National Goal 3
Invasive plant infestations displace native plant communities, increase erosion, decrease agricultural productivity, and disrupt ecosystem processes. Restoration or rehabilitation is intended to return the lost components or functions to degraded lands. Restoration is a crucial next step after invasive plant control or eradication; without it, areas are subject to reinvasion. Native plant communities and ecosystem processes should be restored to natural areas, productive crops to agricultural lands, native forage to rangelands, and healthy understories to forests.
Formulating Methods and Procedures: Develop and implement effective restoration methods and procedures for invasive plant-degraded areas.
The practice of restoring degraded lands and maintaining their productivity is relatively new and there is much to learn about how this is best accomplished.
Opportunities for partnerships: Restoration provides excellent opportunities for collaborative demonstration projects.
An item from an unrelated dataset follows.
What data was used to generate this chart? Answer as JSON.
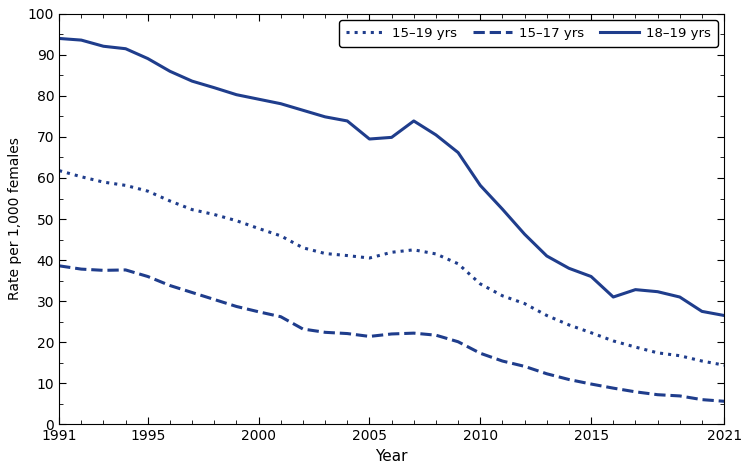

Nurseries, land management agencies, conservation groups, schools, local businesses, recreation groups, weed organizations, and others can work together to eradicate invasive plants and revegetate with appropriate species. Through partnerships, areawide plans to restore missing components or disrupted processes to degraded lands will be feasible.
Opportunities for education: Informing the public about the benefits of restoring native species, increased agricultural productivity, and natural areas with associated social, economic, and biological benefits will lead to adoption of restoration efforts.
Opportunities for research: Methods are needed for restoring ecosystem biodiversity and productivity to appropriate levels after invasive plant control and to determine when an area is sufficiently restored and stable. Assessments of the economic, ecological, and social advantages of restoration and maintenance are needed to demonstrate the cost-benefit ratio of efforts to restore ecosystems
Promoting Stewardship: Encourage activities that help keep lands and waters free from invasive plants.
This objective brings the National Strategy full circle and back to National Goal 1, Prevention. If we can maintain restored lands, we will certainly be making progress. Certain land uses and activities are more likely to contribute to natural environments, and these should be encouraged.
Opportunities for partnerships: Enterprises in the agriculture and outdoor recreation industries could work with public land management agencies and weed organizations to develop plans for weed-free practices. Private and State nurseries can work with State and Federal conservation agencies to provide materials for revegetation projects. An invasive plant-prevention code of ethics could be developed and adopted by concerned land users.
Opportunities for education: All land users, including visitors to parks and natural areas, should understand what practices can prevent the spread of invasive plants and be encouraged to apply an invasive plant-prevention code of ethics.
Opportunities for research: Methods for screening and certifying that pack animal feed is free of weed seed and that "native" wildflower garden mixes contain no nonnative seed content are needed. Additional monitoring of natural areas and better information on the effectiveness of various weed-prevention practices are needed.